HEBAT! Warga Kampung Ini Gotong-royong Buka Objek Wisata, 2,5 Bulan Swadaya Bangun Jalan-Jembatan
Setiap hari, tak kurang dari 200 orang warga mengikhlaskan tenaga untuk bergotong royong membangun objek ini.
Penulis: khoirul muzaki | Editor: abduh imanulhaq
Laporan Warga Tribun Jateng, Khoirul Muzakki
TRIBUNJATENG.COM, PURBALINGGA - Ratusan warga Dusun Pagelaran, Desa Panusupan, Kecamatan Rembang, Purbalingga, bersorak gembira.
Kegembiraan membuncah setelah Bupati Tasdi memotong pita tanda diresmikannya destinasi wisata di kampung mereka bernama Batu Gilang Green Park, Minggu (16/4/2017) pagi.
Baru dibuka, wisata yang menawarkan panorama air terjun Karang itu langsung diserbu pengunjung.
Tinggi curug yang hanya sekitar 5 meter membuat wisatawan tak segan mendekat.
Ada yang sengaja berdiri di bawah guyuran curug.
Pengunjung lain berenang di kedung jernih berkedalaman sekitar satu meter.
Letak curug utama setinggi sekitar 30 meter tampak tersembunyi karena terhalang batu besar.
"Kami senang akhirnya bisa membuka objek wisata. Semua ini untuk kesejahteraan masyarakat," kata Ketua Pokdarwis Batu Gilang Green Park, Sarwono.
Pembukaan destinasi wisata ini diwarnai perjuangan keras.
Baca: MANTAB, Setahun Desa Wisata Panusupan di Purbalingga Dikunjungi 150 Ribu Turis
Lokasi Curug Karang semula tersembunyi di tengah hutan.
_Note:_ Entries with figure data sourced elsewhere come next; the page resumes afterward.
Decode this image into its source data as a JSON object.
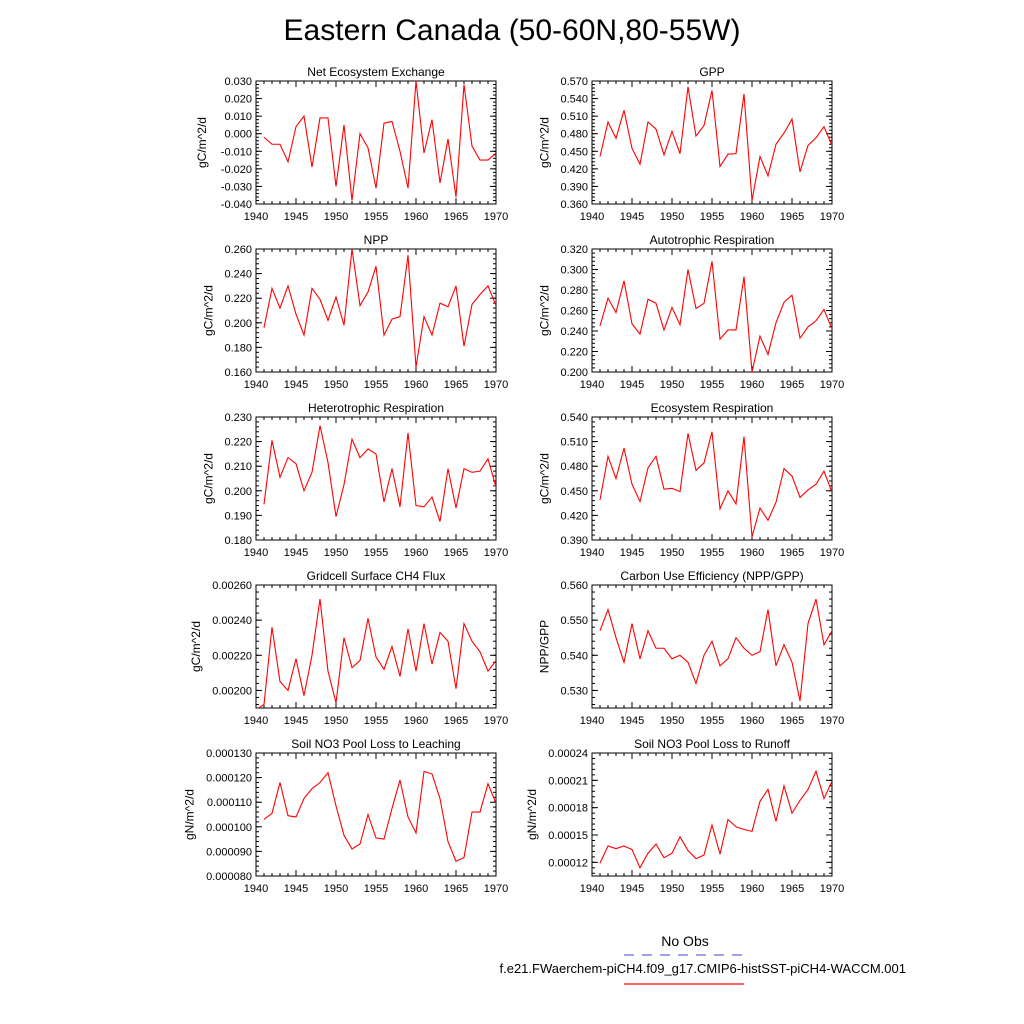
{
  "title": "Eastern Canada (50-60N,80-55W)",
  "legend": {
    "obs_label": "No Obs",
    "case_label": "f.e21.FWaerchem-piCH4.f09_g17.CMIP6-histSST-piCH4-WACCM.001",
    "obs_color": "#6b6bd6",
    "case_color": "#ff0000"
  },
  "colors": {
    "line": "#ff0000",
    "axis": "#000000"
  },
  "chart_data": [
    {
      "type": "line",
      "title": "Net Ecosystem Exchange",
      "ylabel": "gC/m^2/d",
      "xlim": [
        1940,
        1970
      ],
      "ylim": [
        -0.04,
        0.03
      ],
      "xticks": [
        1940,
        1945,
        1950,
        1955,
        1960,
        1965,
        1970
      ],
      "yticks": [
        "-0.040",
        "-0.030",
        "-0.020",
        "-0.010",
        "0.000",
        "0.010",
        "0.020",
        "0.030"
      ],
      "x": [
        1941,
        1942,
        1943,
        1944,
        1945,
        1946,
        1947,
        1948,
        1949,
        1950,
        1951,
        1952,
        1953,
        1954,
        1955,
        1956,
        1957,
        1958,
        1959,
        1960,
        1961,
        1962,
        1963,
        1964,
        1965,
        1966,
        1967,
        1968,
        1969,
        1970
      ],
      "series": [
        {
          "values": [
            -0.002,
            -0.006,
            -0.006,
            -0.016,
            0.004,
            0.01,
            -0.019,
            0.009,
            0.009,
            -0.03,
            0.005,
            -0.038,
            0.0,
            -0.008,
            -0.031,
            0.006,
            0.007,
            -0.01,
            -0.031,
            0.03,
            -0.011,
            0.008,
            -0.028,
            -0.003,
            -0.036,
            0.028,
            -0.007,
            -0.015,
            -0.015,
            -0.011
          ]
        }
      ]
    },
    {
      "type": "line",
      "title": "GPP",
      "ylabel": "gC/m^2/d",
      "xlim": [
        1940,
        1970
      ],
      "ylim": [
        0.36,
        0.57
      ],
      "xticks": [
        1940,
        1945,
        1950,
        1955,
        1960,
        1965,
        1970
      ],
      "yticks": [
        "0.360",
        "0.390",
        "0.420",
        "0.450",
        "0.480",
        "0.510",
        "0.540",
        "0.570"
      ],
      "x": [
        1941,
        1942,
        1943,
        1944,
        1945,
        1946,
        1947,
        1948,
        1949,
        1950,
        1951,
        1952,
        1953,
        1954,
        1955,
        1956,
        1957,
        1958,
        1959,
        1960,
        1961,
        1962,
        1963,
        1964,
        1965,
        1966,
        1967,
        1968,
        1969,
        1970
      ],
      "series": [
        {
          "values": [
            0.441,
            0.5,
            0.472,
            0.52,
            0.455,
            0.428,
            0.5,
            0.488,
            0.444,
            0.484,
            0.446,
            0.56,
            0.476,
            0.494,
            0.554,
            0.424,
            0.445,
            0.446,
            0.548,
            0.366,
            0.441,
            0.408,
            0.462,
            0.481,
            0.505,
            0.415,
            0.46,
            0.473,
            0.492,
            0.46
          ]
        }
      ]
    },
    {
      "type": "line",
      "title": "NPP",
      "ylabel": "gC/m^2/d",
      "xlim": [
        1940,
        1970
      ],
      "ylim": [
        0.16,
        0.26
      ],
      "xticks": [
        1940,
        1945,
        1950,
        1955,
        1960,
        1965,
        1970
      ],
      "yticks": [
        "0.160",
        "0.180",
        "0.200",
        "0.220",
        "0.240",
        "0.260"
      ],
      "x": [
        1941,
        1942,
        1943,
        1944,
        1945,
        1946,
        1947,
        1948,
        1949,
        1950,
        1951,
        1952,
        1953,
        1954,
        1955,
        1956,
        1957,
        1958,
        1959,
        1960,
        1961,
        1962,
        1963,
        1964,
        1965,
        1966,
        1967,
        1968,
        1969,
        1970
      ],
      "series": [
        {
          "values": [
            0.196,
            0.228,
            0.212,
            0.23,
            0.207,
            0.19,
            0.228,
            0.219,
            0.202,
            0.221,
            0.198,
            0.26,
            0.214,
            0.225,
            0.246,
            0.19,
            0.203,
            0.205,
            0.255,
            0.164,
            0.205,
            0.19,
            0.216,
            0.213,
            0.23,
            0.181,
            0.215,
            0.223,
            0.23,
            0.214
          ]
        }
      ]
    },
    {
      "type": "line",
      "title": "Autotrophic Respiration",
      "ylabel": "gC/m^2/d",
      "xlim": [
        1940,
        1970
      ],
      "ylim": [
        0.2,
        0.32
      ],
      "xticks": [
        1940,
        1945,
        1950,
        1955,
        1960,
        1965,
        1970
      ],
      "yticks": [
        "0.200",
        "0.220",
        "0.240",
        "0.260",
        "0.280",
        "0.300",
        "0.320"
      ],
      "x": [
        1941,
        1942,
        1943,
        1944,
        1945,
        1946,
        1947,
        1948,
        1949,
        1950,
        1951,
        1952,
        1953,
        1954,
        1955,
        1956,
        1957,
        1958,
        1959,
        1960,
        1961,
        1962,
        1963,
        1964,
        1965,
        1966,
        1967,
        1968,
        1969,
        1970
      ],
      "series": [
        {
          "values": [
            0.245,
            0.272,
            0.258,
            0.289,
            0.247,
            0.237,
            0.271,
            0.267,
            0.241,
            0.263,
            0.246,
            0.3,
            0.262,
            0.267,
            0.308,
            0.232,
            0.241,
            0.241,
            0.293,
            0.2,
            0.235,
            0.217,
            0.248,
            0.268,
            0.275,
            0.233,
            0.244,
            0.25,
            0.261,
            0.242
          ]
        }
      ]
    },
    {
      "type": "line",
      "title": "Heterotrophic Respiration",
      "ylabel": "gC/m^2/d",
      "xlim": [
        1940,
        1970
      ],
      "ylim": [
        0.18,
        0.23
      ],
      "xticks": [
        1940,
        1945,
        1950,
        1955,
        1960,
        1965,
        1970
      ],
      "yticks": [
        "0.180",
        "0.190",
        "0.200",
        "0.210",
        "0.220",
        "0.230"
      ],
      "x": [
        1941,
        1942,
        1943,
        1944,
        1945,
        1946,
        1947,
        1948,
        1949,
        1950,
        1951,
        1952,
        1953,
        1954,
        1955,
        1956,
        1957,
        1958,
        1959,
        1960,
        1961,
        1962,
        1963,
        1964,
        1965,
        1966,
        1967,
        1968,
        1969,
        1970
      ],
      "series": [
        {
          "values": [
            0.1945,
            0.2205,
            0.2055,
            0.2135,
            0.211,
            0.2,
            0.2075,
            0.2265,
            0.2115,
            0.1895,
            0.2025,
            0.221,
            0.2135,
            0.217,
            0.215,
            0.1955,
            0.209,
            0.1935,
            0.2235,
            0.194,
            0.1935,
            0.1975,
            0.1875,
            0.209,
            0.193,
            0.209,
            0.2075,
            0.208,
            0.213,
            0.2015
          ]
        }
      ]
    },
    {
      "type": "line",
      "title": "Ecosystem Respiration",
      "ylabel": "gC/m^2/d",
      "xlim": [
        1940,
        1970
      ],
      "ylim": [
        0.39,
        0.54
      ],
      "xticks": [
        1940,
        1945,
        1950,
        1955,
        1960,
        1965,
        1970
      ],
      "yticks": [
        "0.390",
        "0.420",
        "0.450",
        "0.480",
        "0.510",
        "0.540"
      ],
      "x": [
        1941,
        1942,
        1943,
        1944,
        1945,
        1946,
        1947,
        1948,
        1949,
        1950,
        1951,
        1952,
        1953,
        1954,
        1955,
        1956,
        1957,
        1958,
        1959,
        1960,
        1961,
        1962,
        1963,
        1964,
        1965,
        1966,
        1967,
        1968,
        1969,
        1970
      ],
      "series": [
        {
          "values": [
            0.439,
            0.492,
            0.465,
            0.502,
            0.458,
            0.437,
            0.478,
            0.492,
            0.452,
            0.453,
            0.449,
            0.52,
            0.475,
            0.484,
            0.522,
            0.428,
            0.45,
            0.434,
            0.516,
            0.394,
            0.429,
            0.414,
            0.436,
            0.477,
            0.468,
            0.442,
            0.451,
            0.458,
            0.474,
            0.448
          ]
        }
      ]
    },
    {
      "type": "line",
      "title": "Gridcell Surface CH4 Flux",
      "ylabel": "gC/m^2/d",
      "xlim": [
        1940,
        1970
      ],
      "ylim": [
        0.0019,
        0.0026
      ],
      "xticks": [
        1940,
        1945,
        1950,
        1955,
        1960,
        1965,
        1970
      ],
      "yticks": [
        "0.00200",
        "0.00220",
        "0.00240",
        "0.00260"
      ],
      "x": [
        1940,
        1941,
        1942,
        1943,
        1944,
        1945,
        1946,
        1947,
        1948,
        1949,
        1950,
        1951,
        1952,
        1953,
        1954,
        1955,
        1956,
        1957,
        1958,
        1959,
        1960,
        1961,
        1962,
        1963,
        1964,
        1965,
        1966,
        1967,
        1968,
        1969,
        1970
      ],
      "series": [
        {
          "values": [
            0.00189,
            0.00192,
            0.00236,
            0.00205,
            0.002,
            0.00218,
            0.00197,
            0.0022,
            0.00252,
            0.00211,
            0.00193,
            0.0023,
            0.00213,
            0.00217,
            0.00241,
            0.00219,
            0.00212,
            0.00225,
            0.00208,
            0.00235,
            0.00211,
            0.00238,
            0.00215,
            0.00233,
            0.00228,
            0.00201,
            0.00238,
            0.00228,
            0.00222,
            0.00211,
            0.00217
          ]
        }
      ]
    },
    {
      "type": "line",
      "title": "Carbon Use Efficiency (NPP/GPP)",
      "ylabel": "NPP/GPP",
      "xlim": [
        1940,
        1970
      ],
      "ylim": [
        0.525,
        0.56
      ],
      "xticks": [
        1940,
        1945,
        1950,
        1955,
        1960,
        1965,
        1970
      ],
      "yticks": [
        "0.530",
        "0.540",
        "0.550",
        "0.560"
      ],
      "x": [
        1941,
        1942,
        1943,
        1944,
        1945,
        1946,
        1947,
        1948,
        1949,
        1950,
        1951,
        1952,
        1953,
        1954,
        1955,
        1956,
        1957,
        1958,
        1959,
        1960,
        1961,
        1962,
        1963,
        1964,
        1965,
        1966,
        1967,
        1968,
        1969,
        1970
      ],
      "series": [
        {
          "values": [
            0.547,
            0.553,
            0.545,
            0.538,
            0.549,
            0.539,
            0.547,
            0.542,
            0.542,
            0.539,
            0.54,
            0.538,
            0.532,
            0.54,
            0.544,
            0.537,
            0.539,
            0.545,
            0.542,
            0.54,
            0.541,
            0.553,
            0.537,
            0.543,
            0.538,
            0.527,
            0.549,
            0.556,
            0.543,
            0.547
          ]
        }
      ]
    },
    {
      "type": "line",
      "title": "Soil NO3 Pool Loss to Leaching",
      "ylabel": "gN/m^2/d",
      "xlim": [
        1940,
        1970
      ],
      "ylim": [
        8e-05,
        0.00013
      ],
      "xticks": [
        1940,
        1945,
        1950,
        1955,
        1960,
        1965,
        1970
      ],
      "yticks": [
        "0.000080",
        "0.000090",
        "0.000100",
        "0.000110",
        "0.000120",
        "0.000130"
      ],
      "x": [
        1941,
        1942,
        1943,
        1944,
        1945,
        1946,
        1947,
        1948,
        1949,
        1950,
        1951,
        1952,
        1953,
        1954,
        1955,
        1956,
        1957,
        1958,
        1959,
        1960,
        1961,
        1962,
        1963,
        1964,
        1965,
        1966,
        1967,
        1968,
        1969,
        1970
      ],
      "series": [
        {
          "values": [
            0.000103,
            0.0001055,
            0.000118,
            0.0001045,
            0.000104,
            0.0001115,
            0.0001155,
            0.000118,
            0.000122,
            0.0001085,
            9.65e-05,
            9.1e-05,
            9.3e-05,
            0.000105,
            9.55e-05,
            9.5e-05,
            0.0001075,
            0.000119,
            0.000104,
            9.75e-05,
            0.0001225,
            0.0001215,
            0.0001115,
            9.4e-05,
            8.6e-05,
            8.75e-05,
            0.000106,
            0.000106,
            0.0001175,
            0.0001095
          ]
        }
      ]
    },
    {
      "type": "line",
      "title": "Soil NO3 Pool Loss to Runoff",
      "ylabel": "gN/m^2/d",
      "xlim": [
        1940,
        1970
      ],
      "ylim": [
        0.000105,
        0.00024
      ],
      "xticks": [
        1940,
        1945,
        1950,
        1955,
        1960,
        1965,
        1970
      ],
      "yticks": [
        "0.00012",
        "0.00015",
        "0.00018",
        "0.00021",
        "0.00024"
      ],
      "x": [
        1941,
        1942,
        1943,
        1944,
        1945,
        1946,
        1947,
        1948,
        1949,
        1950,
        1951,
        1952,
        1953,
        1954,
        1955,
        1956,
        1957,
        1958,
        1959,
        1960,
        1961,
        1962,
        1963,
        1964,
        1965,
        1966,
        1967,
        1968,
        1969,
        1970
      ],
      "series": [
        {
          "values": [
            0.000119,
            0.000138,
            0.000135,
            0.000138,
            0.000134,
            0.000114,
            0.00013,
            0.00014,
            0.000125,
            0.00013,
            0.000148,
            0.000133,
            0.000124,
            0.000128,
            0.000161,
            0.000129,
            0.000167,
            0.000159,
            0.000156,
            0.000154,
            0.000187,
            0.0002,
            0.000165,
            0.000204,
            0.000174,
            0.000188,
            0.0002,
            0.00022,
            0.00019,
            0.000209
          ]
        }
      ]
    }
  ]
}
Akses menuju curug hanya berupa jalan setapak yang ditumbuhi semak belukar.
Jalan bersemak itu hanya dimanfaatkan petani yang akan pergi ke hutandan para penambang pasir di aliran Sungai Karang.
Perekonomian warga selama ini bertumpu pada sektor pertanian dengan pola tanam semusim.
:quality(30):format(webp):focal(0.5x0.5:0.5x0.5)/jateng/foto/bank/originals/purbalingga_20170416_183853.jpg)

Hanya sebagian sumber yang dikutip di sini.